Por fin divisó el coche subiendo por la calle. Había llegado el momento. Abandonó la sombría masa a empujones y sin prestar atención a empujones ni insultos se paró en mitad de la carretera. A doscientos metros el vehículo avanzaba hacía él. Pensó en las repercusiones que esto podría causar en su familia: Su madre, su hermana… “A partir de hoy estarán mejor”, pensó. Sacó el arma y escuchó el sonido de los gritos de la gente, pero de manera amortiguada, como si estuviera escondido dentro de un armario jugando al escondite con su padre. El coche estaba a cien metros. Recordó a la gente que había conocido durante su vida, a la mayoría de ellos con odio. Nunca habían salido entenderle. Él tampoco se lo había puesto fácil. Su cerebro se estremeció, empezó a levantar el arma. “Payaso engreído, egocéntrico, inútil, deprimente…”. La lista desfilaba por su mente. Por fin llegó a ver al conductor, o mejor dicho a la persona que le acompañaba, que era la que esperaba ver. Era una chica de casi treinta años conductor era su novio. Él los conocía a ambos. El momento había llegado. Sus labios se curvaron para musitar “Te quiero”. Acto seguido se llevó la pistola a la sien y disparó.

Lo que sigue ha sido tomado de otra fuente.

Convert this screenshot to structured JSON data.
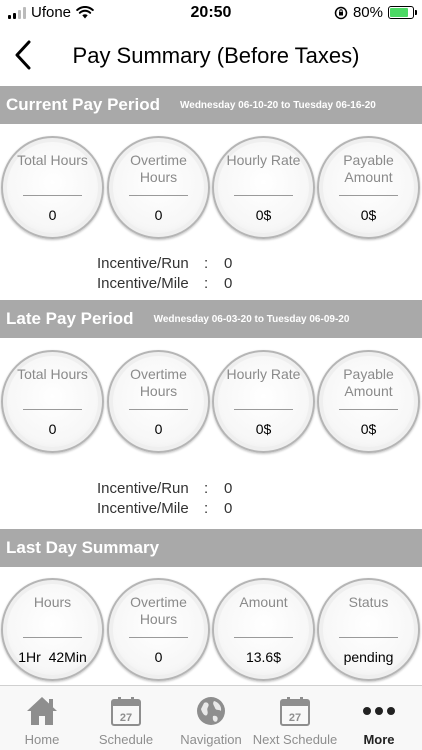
{
  "status_bar": {
    "carrier": "Ufone",
    "time": "20:50",
    "battery": "80%",
    "battery_level": 0.8
  },
  "header": {
    "title": "Pay Summary (Before Taxes)"
  },
  "current_period": {
    "title": "Current Pay Period",
    "dates": "Wednesday 06-10-20 to Tuesday 06-16-20",
    "cards": [
      {
        "label": "Total Hours",
        "value": "0"
      },
      {
        "label": "Overtime Hours",
        "value": "0"
      },
      {
        "label": "Hourly Rate",
        "value": "0$"
      },
      {
        "label": "Payable Amount",
        "value": "0$"
      }
    ],
    "incentive_run_label": "Incentive/Run",
    "incentive_run_value": "0",
    "incentive_mile_label": "Incentive/Mile",
    "incentive_mile_value": "0"
  },
  "late_period": {
    "title": "Late Pay Period",
    "dates": "Wednesday 06-03-20 to Tuesday 06-09-20",
    "cards": [
      {
        "label": "Total Hours",
        "value": "0"
      },
      {
        "label": "Overtime Hours",
        "value": "0"
      },
      {
        "label": "Hourly Rate",
        "value": "0$"
      },
      {
        "label": "Payable Amount",
        "value": "0$"
      }
    ],
    "incentive_run_label": "Incentive/Run",
    "incentive_run_value": "0",
    "incentive_mile_label": "Incentive/Mile",
    "incentive_mile_value": "0"
  },
  "last_day": {
    "title": "Last Day Summary",
    "cards": [
      {
        "label": "Hours",
        "value": "1Hr  42Min"
      },
      {
        "label": "Overtime Hours",
        "value": "0"
      },
      {
        "label": "Amount",
        "value": "13.6$"
      },
      {
        "label": "Status",
        "value": "pending"
      }
    ]
  },
  "tabs": [
    {
      "label": "Home",
      "icon": "home-icon"
    },
    {
      "label": "Schedule",
      "icon": "calendar-icon",
      "day": "27"
    },
    {
      "label": "Navigation",
      "icon": "globe-icon"
    },
    {
      "label": "Next Schedule",
      "icon": "calendar-icon",
      "day": "27"
    },
    {
      "label": "More",
      "icon": "more-icon",
      "active": true
    }
  ],
  "colors": {
    "section_bg": "#a9a9a9",
    "circle_label": "#8a8a8a",
    "tab_inactive": "#8e8e8e",
    "tab_active": "#222222"
  }
}
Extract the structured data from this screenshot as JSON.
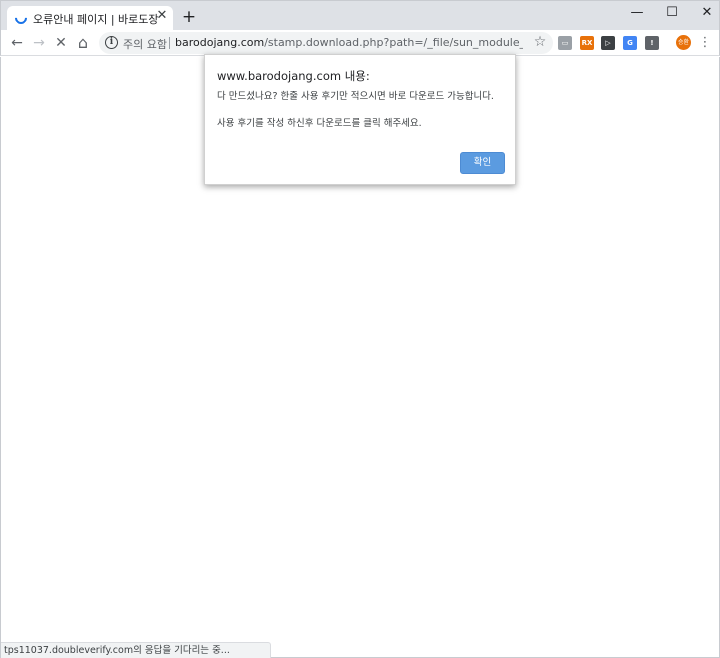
{
  "tab": {
    "title": "오류안내 페이지 | 바로도장",
    "close": "✕",
    "new_tab": "+"
  },
  "window": {
    "minimize": "—",
    "maximize": "☐",
    "close": "✕"
  },
  "toolbar": {
    "back": "←",
    "forward": "→",
    "stop": "✕",
    "home": "⌂",
    "security_label": "주의 요함",
    "url_host": "barodojang.com",
    "url_rest": "/stamp.download.php?path=/_file/sun_module_stamp&imag...",
    "star": "☆",
    "menu": "⋮"
  },
  "extensions": [
    {
      "name": "screen-capture-icon",
      "label": "▭",
      "color": "#9aa0a6"
    },
    {
      "name": "rss-extension-icon",
      "label": "RX",
      "color": "#e8710a"
    },
    {
      "name": "tag-extension-icon",
      "label": "▷",
      "color": "#3c4043"
    },
    {
      "name": "translate-icon",
      "label": "G",
      "color": "#4285f4"
    },
    {
      "name": "alert-extension-icon",
      "label": "!",
      "color": "#5f6368"
    }
  ],
  "profile": {
    "initials": "승환"
  },
  "dialog": {
    "title": "www.barodojang.com 내용:",
    "line1": "다 만드셨나요? 한줄 사용 후기만 적으시면 바로 다운로드 가능합니다.",
    "line2": "사용 후기를 작성 하신후 다운로드를 클릭 해주세요.",
    "ok_label": "확인",
    "ok_color": "#5b9be0"
  },
  "status_bar": {
    "text": "tps11037.doubleverify.com의 응답을 기다리는 중..."
  }
}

John Richards conducía aquella mañana tranquilamente llevando a su novia a la facultad, como todos los días. Pero, al cruzar por una calle, pasó algo inusual. La gente de alrededor gritaba espantada, unos mirando horrorizados y otros mirando para ver que había sucedido. Pero él si lo había visto y no le importó. Su acompañante también y, aunque un poco mas sombría y gris de lo habitual, no parecía afectada. En lugar de continuar recto giró en la primera bocacalle que vio y simplemente se alejó del lugar, dejando que se marchitase la última flor de la misma planta que él trataba de hacer florecer.